Chinese Yuan Leads Asia FX Losses on Sanctions Report, U.S. CPI Woes
China’s yuan fell the most among Asian currencies on Wednesday following a report that the U.S. was considering sanctions against Beijing to deter an invasion of Taiwan, with regional units also pressured by higher-than-expected U.S. inflation data.
The yuan sank 0.7%, coming close to a two-year low, while most other Asian currencies were pressured by a stronger dollar and growing expectations of more sharp monetary policy tightening by the Federal Reserve.

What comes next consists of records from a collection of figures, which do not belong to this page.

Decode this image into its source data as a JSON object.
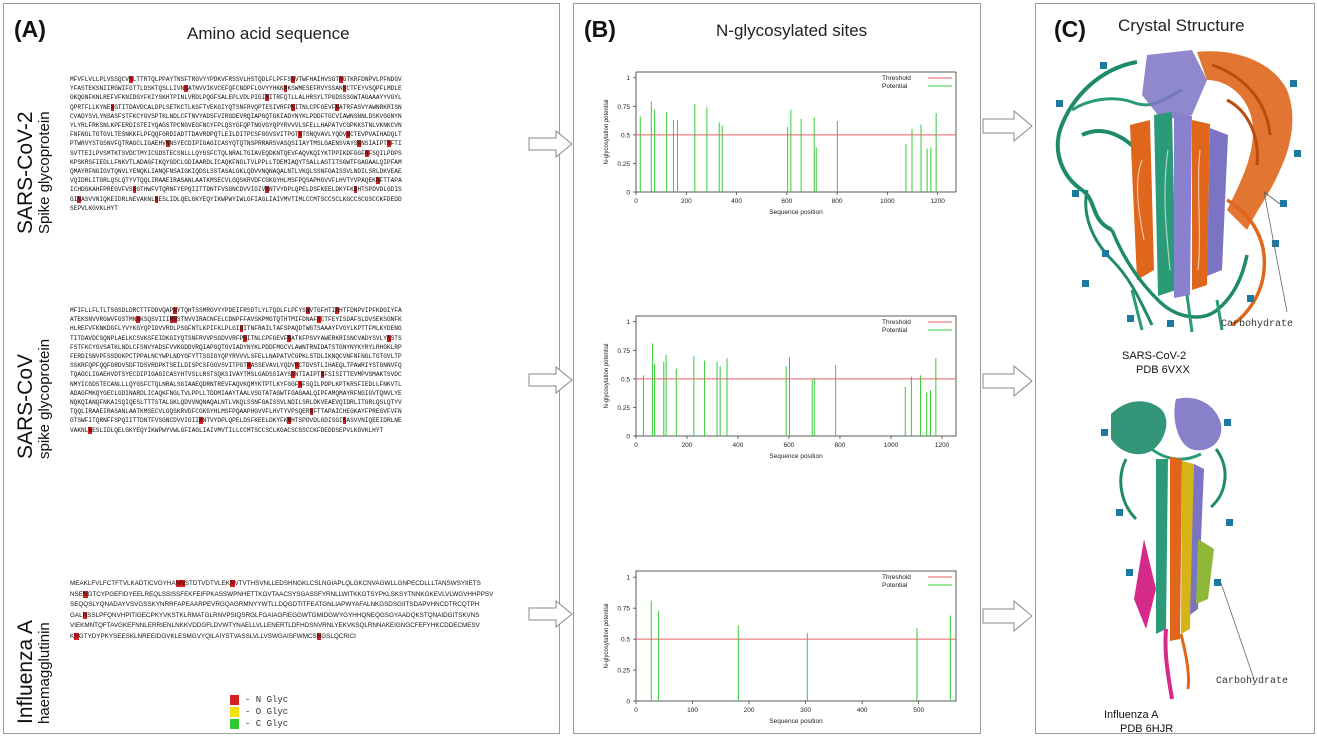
{
  "panels": {
    "a": {
      "letter": "(A)",
      "title": "Amino acid sequence"
    },
    "b": {
      "letter": "(B)",
      "title": "N-glycosylated sites"
    },
    "c": {
      "letter": "(C)",
      "title": "Crystal Structure"
    }
  },
  "proteins": [
    {
      "name": "SARS-CoV-2",
      "subtitle": "Spike glycoprotein"
    },
    {
      "name": "SARS-CoV",
      "subtitle": "spike glycoprotein"
    },
    {
      "name": "Influenza A",
      "subtitle": "haemagglutinin"
    }
  ],
  "sequences": {
    "sars2": [
      "MFVFLVLLPLVSSQCVNLTTRTQLPPAYTNSFTRGVYYPDKVFRSSVLHSTQDLFLPFFSNVTWFHAIHVSGTNGTKRFDNPVLPFNDGV",
      "YFASTEKSNIIRGWIFGTTLDSKTQSLLIVNNATNVVIKVCEFQFCNDPFLGVYYHKNNKSWMESEFRVYSSANNCTFEYVSQPFLMDLE",
      "GKQGNFKNLREFVFKNIDGYFKIYSKHTPINLVRDLPQGFSALEPLVDLPIGINITRFQTLLALHRSYLTPGDSSSGWTAGAAAYYVGYL",
      "QPRTFLLKYNENGTITDAVDCALDPLSETKCTLKSFTVEKGIYQTSNFRVQPTESIVRFPNITNLCPFGEVFNATRFASVYAWNRKRISN",
      "CVADYSVLYNSASFSTFKCYGVSPTKLNDLCFTNVYADSFVIRGDEVRQIAPGQTGKIADYNYKLPDDFTGCVIAWNSNNLDSKVGGNYN",
      "YLYRLFRKSNLKPFERDISTEIYQAGSTPCNGVEGFNCYFPLQSYGFQPTNGVGYQPYRVVVLSFELLHAPATVCGPKKSTNLVKNKCVN",
      "FNFNGLTGTGVLTESNKKFLPFQQFGRDIADTTDAVRDPQTLEILDITPCSFGGVSVITPGTNTSNQVAVLYQDVNCTEVPVAIHADQLT",
      "PTWRVYSTGSNVFQTRAGCLIGAEHVNNSYECDIPIGAGICASYQTQTNSPRRARSVASQSIIAYTMSLGAENSVAYSNNSIAIPTNFTI",
      "SVTTEILPVSMTKTSVDCTMYICGDSTECSNLLLQYGSFCTQLNRALTGIAVEQDKNTQEVFAQVKQIYKTPPIKDFGGFNFSQILPDPS",
      "KPSKRSFIEDLLFNKVTLADAGFIKQYGDCLGDIAARDLICAQKFNGLTVLPPLLTDEMIAQYTSALLAGTITSGWTFGAGAALQIPFAM",
      "QMAYRFNGIGVTQNVLYENQKLIANQFNSAIGKIQDSLSSTASALGKLQDVVNQNAQALNTLVKQLSSNFGAISSVLNDILSRLDKVEAE",
      "VQIDRLITGRLQSLQTYVTQQLIRAAEIRASANLAATKMSECVLGQSKRVDFCGKGYHLMSFPQSAPHGVVFLHVTYVPAQEKNFTTAPA",
      "ICHDGKAHFPREGVFVSNGTHWFVTQRNFYEPQIITTDNTFVSGNCDVVIGIVNNTVYDPLQPELDSFKEELDKYFKNHTSPDVDLGDIS",
      "GINASVVNIQKEIDRLNEVAKNLNESLIDLQELGKYEQYIKWPWYIWLGFIAGLIAIVMVTIMLCCMTSCCSCLKGCCSCGSCCKFDEDD",
      "SEPVLKGVKLHYT"
    ],
    "sars1": [
      "MFIFLLFLTLTSGSDLDRCTTFDDVQAPNYTQHTSSMRGVYYPDEIFRSDTLYLTQDLFLPFYSNVTGFHTINHTFDNPVIPFKDGIYFA",
      "ATEKSNVVRGWVFGSTMNNKSQSVIIINNSTNVVIRACNFELCDNPFFAVSKPMGTQTHTMIFDNAFNCTFEYISDAFSLDVSEKSGNFK",
      "HLREFVFKNKDGFLYVYKGYQPIDVVRDLPSGFNTLKPIFKLPLGINITNFRAILTAFSPAQDTWGTSAAAYFVGYLKPTTFMLKYDENG",
      "TITDAVDCSQNPLAELKCSVKSFEIDKGIYQTSNFRVVPSGDVVRFPNITNLCPFGEVFNATKFPSVYAWERKRISNCVADYSVLYNSTS",
      "FSTFKCYGVSATKLNDLCFSNVYADSFVVKGDDVRQIAPGQTGVIADYNYKLPDDFMGCVLAWNTRNIDATSTGNYNYKYRYLRHGKLRP",
      "FERDISNVPFSSDGKPCTPPALNCYWPLNDYGFYTTSGIGYQPYRVVVLSFELLNAPATVCGPKLSTDLIKNQCVNFNFNGLTGTGVLTP",
      "SSKRFQPFQQFGRDVSDFTDSVRDPKTSEILDISPCSFGGVSVITPGTNASSEVAVLYQDVNCTDVSTLIHAEQLTPAWRIYSTGNNVFQ",
      "TQAGCLIGAEHVDTSYECDIPIGAGICASYHTVSLLRSTSQKSIVAYTMSLGADSSIAYSNNTIAIPTNFSISITTEVMPVSMAKTSVDC",
      "NMYICGDSTECANLLLQYGSFCTQLNRALSGIAAEQDRNTREVFAQVKQMYKTPTLKYFGGFNFSQILPDPLKPTKRSFIEDLLFNKVTL",
      "ADAGFMKQYGECLGDINARDLICAQKFNGLTVLPPLLTDDMIAAYTAALVSGTATAGWTFGAGAALQIPFAMQMAYRFNGIGVTQNVLYE",
      "NQKQIANQFNKAISQIQESLTTTSTALGKLQDVVNQNAQALNTLVKQLSSNFGAISSVLNDILSRLDKVEAEVQIDRLITGRLQSLQTYV",
      "TQQLIRAAEIRASANLAATKMSECVLGQSKRVDFCGKGYHLMSFPQAAPHGVVFLHVTYVPSQERNFTTAPAICHEGKAYFPREGVFVFN",
      "GTSWFITQRNFFSPQIITTDNTFVSGNCDVVIGIINNTVYDPLQPELDSFKEELDKYFKNHTSPDVDLGDISGINASVVNIQEEIDRLNE",
      "VAKNLNESLIDLQELGKYEQYIKWPWYVWLGFIAGLIAIVMVTILLCCMTSCCSCLKGACSCGSCCKFDEDDSEPVLKGVKLHYT"
    ],
    "flu": [
      "MEAKLFVLFCTFTVLKADTICVGYHANNSTDTVDTVLEKNVTVTHSVNLLEDSHNGKLCSLNGIAPLQLGKCNVAGWLLGNPECDLLLTANSWSYIIETS",
      "NSENGTCYPGEFIDYEELREQLSSISSFEKFEIFPKASSWPNHETTKGVTAACSYSGASSFYRNLLWITKKGTSYPKLSKSYTNNKGKEVLVLWGVHHPPSV",
      "SEQQSLYQNADAYVSVGSSKYNRRFAPEAARPEVRGQAGRMNYYWTLLDQGDTITFEATGNLIAPWYAFALNKGSDSGIITSDAPVHNCDTRCQTPH",
      "GALNSSLPFQNVHPITIGECPKYVKSTKLRMATGLRNVPSIQSRGLFGAIAGFIEGGWTGMIDGWYGYHHQNEQGSGYAADQKSTQNAIDGITSKVNS",
      "VIEKMNTQFTAVGKEFNNLERRIENLNKKVDDGFLDVWTYNAELLVLLENERTLDFHDSNVRNLYEKVKSQLRNNAKEIGNGCFEFYHKCDDECMESV",
      "KNGTYDYPKYSEESKLNREEIDGVKLESMGVYQILAIYSTVASSLVLLVSWGAISFWMCSNGSLQCRICI"
    ]
  },
  "legend": [
    {
      "glyph": "N",
      "label": "- N Glyc",
      "color": "#d42020"
    },
    {
      "glyph": "O",
      "label": "- O Glyc",
      "color": "#f2e20a"
    },
    {
      "glyph": "C",
      "label": "- C Glyc",
      "color": "#32c832"
    }
  ],
  "colors": {
    "n_glyc": "#d42020",
    "o_glyc": "#f2e20a",
    "c_glyc": "#32c832",
    "threshold": "#e06060",
    "potential": "#33cc33"
  },
  "chart_data": [
    {
      "type": "bar",
      "xlabel": "Sequence position",
      "ylabel": "N-glycosylation potential",
      "xlim": [
        0,
        1273
      ],
      "ylim": [
        0,
        1.05
      ],
      "xticks": [
        0,
        200,
        400,
        600,
        800,
        1000,
        1200
      ],
      "yticks": [
        0,
        0.25,
        0.5,
        0.75,
        1
      ],
      "threshold": 0.5,
      "legend": [
        "Threshold",
        "Potential"
      ],
      "legend_position": "top-right",
      "x": [
        17,
        61,
        74,
        122,
        149,
        165,
        234,
        282,
        331,
        343,
        603,
        616,
        657,
        709,
        717,
        801,
        1074,
        1098,
        1134,
        1158,
        1173,
        1194
      ],
      "values": [
        0.66,
        0.79,
        0.72,
        0.7,
        0.63,
        0.63,
        0.77,
        0.74,
        0.61,
        0.58,
        0.57,
        0.72,
        0.64,
        0.65,
        0.39,
        0.62,
        0.42,
        0.55,
        0.59,
        0.38,
        0.39,
        0.69
      ]
    },
    {
      "type": "bar",
      "xlabel": "Sequence position",
      "ylabel": "N-glycosylation potential",
      "xlim": [
        0,
        1255
      ],
      "ylim": [
        0,
        1.05
      ],
      "xticks": [
        0,
        200,
        400,
        600,
        800,
        1000,
        1200
      ],
      "yticks": [
        0,
        0.25,
        0.5,
        0.75,
        1
      ],
      "threshold": 0.5,
      "legend": [
        "Threshold",
        "Potential"
      ],
      "legend_position": "top-right",
      "x": [
        29,
        65,
        73,
        109,
        118,
        158,
        227,
        269,
        318,
        330,
        357,
        589,
        602,
        691,
        699,
        783,
        1056,
        1080,
        1116,
        1140,
        1155,
        1176
      ],
      "values": [
        0.53,
        0.81,
        0.63,
        0.65,
        0.71,
        0.59,
        0.7,
        0.66,
        0.65,
        0.61,
        0.68,
        0.61,
        0.69,
        0.49,
        0.51,
        0.62,
        0.43,
        0.52,
        0.53,
        0.38,
        0.4,
        0.68
      ]
    },
    {
      "type": "bar",
      "xlabel": "Sequence position",
      "ylabel": "N-glycosylation potential",
      "xlim": [
        0,
        566
      ],
      "ylim": [
        0,
        1.05
      ],
      "xticks": [
        0,
        100,
        200,
        300,
        400,
        500
      ],
      "yticks": [
        0,
        0.25,
        0.5,
        0.75,
        1
      ],
      "threshold": 0.5,
      "legend": [
        "Threshold",
        "Potential"
      ],
      "legend_position": "top-right",
      "x": [
        27,
        40,
        181,
        303,
        497,
        556
      ],
      "values": [
        0.81,
        0.73,
        0.61,
        0.55,
        0.59,
        0.69
      ]
    }
  ],
  "structures": [
    {
      "caption_line1": "SARS-CoV-2",
      "caption_line2": "PDB 6VXX",
      "carbohydrate": "Carbohydrate"
    },
    {
      "caption_line1": "Influenza A",
      "caption_line2": "PDB 6HJR",
      "carbohydrate": "Carbohydrate"
    }
  ]
}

A Reuters report suggested that the U.S. was considering sanctions against China to deter it from invading Taiwan, with Taipei also pressuring the European Union to do the same.
Oil prices inch lower on prospect of rising U.S. interest rates
Oil prices inched lower on Wednesday on concerns of another U.S. Federal Reserve interest rate hike next week after consumer prices unexpectedly rose in August, outweighing support from a robust OPEC oil demand growth forecast.
Brent crude futures fell 17 cents, or 0.2%, to $93.00 a barrel by 0633 GMT. U.S. West Texas Intermediate crude was at $87.20 a barrel, down 11 cents, or 0.1%.
Pressuring prices was a hotter-than-expected U.S. inflation report on Tuesday that dashed hopes the Fed could scale back its rate policy tightening in the coming months. Fed officials are set to meet next Tuesday and Wednesday, with inflation remaining way above the U.S. central bank’s 2% target.
“A strong U.S. dollar and an expectation for another super-sized rate hike by the Fed weighed on sentiment,” said Tina Teng, an analyst at CMC Markets.
In China, tough ongoing COVID-19 curbs are squeezing fuel demand at the world’s largest oil importer.
“China’s zero-COVID policy remains intact and that will keep any rebounds that emerge over the coming weeks capped,” said Edward Moya, a senior market analyst at OANDA, in a note.
Markets Now See Potential for 100 Bps Rate Hike at Next Fed Meeting
Financial markets are now pricing in the potential for a 100 basis-point interest rate hike by the Federal Reserve next week, after U.S. CPI inflation came in higher than expected for August.
According to exchange operator CME Group’s FedWatch tool, traders have begun pricing in a 35% chance that the central bank will raise rates by a full percentage point during its meeting on Sept. 21. The remaining 65% expect the Fed to raise rates by 75 basis points (bps).
Traders now appear to have withdrawn all expectations that the Fed will raise rates by 50 bps, after data on Tuesday showed that the U.S. consumer price index eased less than expected in August.
The data indicates that while U.S. inflation is coming off a 40-year peak hit in June, it is likely to take much longer to reach the Fed’s target rate of 2%. The central bank is as such expected to keep raising rates until such a scenario is met.
Markets have also begun pricing in the possibility that the U.S. benchmark rate will end the year above 4%. Such a scenario involves two more 75 bps hikes by the Fed, followed by a milder 25 bps hike in its last meeting for the year.
“The breadth and stickiness of inflation pressures has seen the market shift its expectations for the terminal rate up to 4-4.25% from the 3.75-4% range before the release,” analysts at ING wrote in a note. But the bank still expects U.S. interest rates to finish the year at 4%.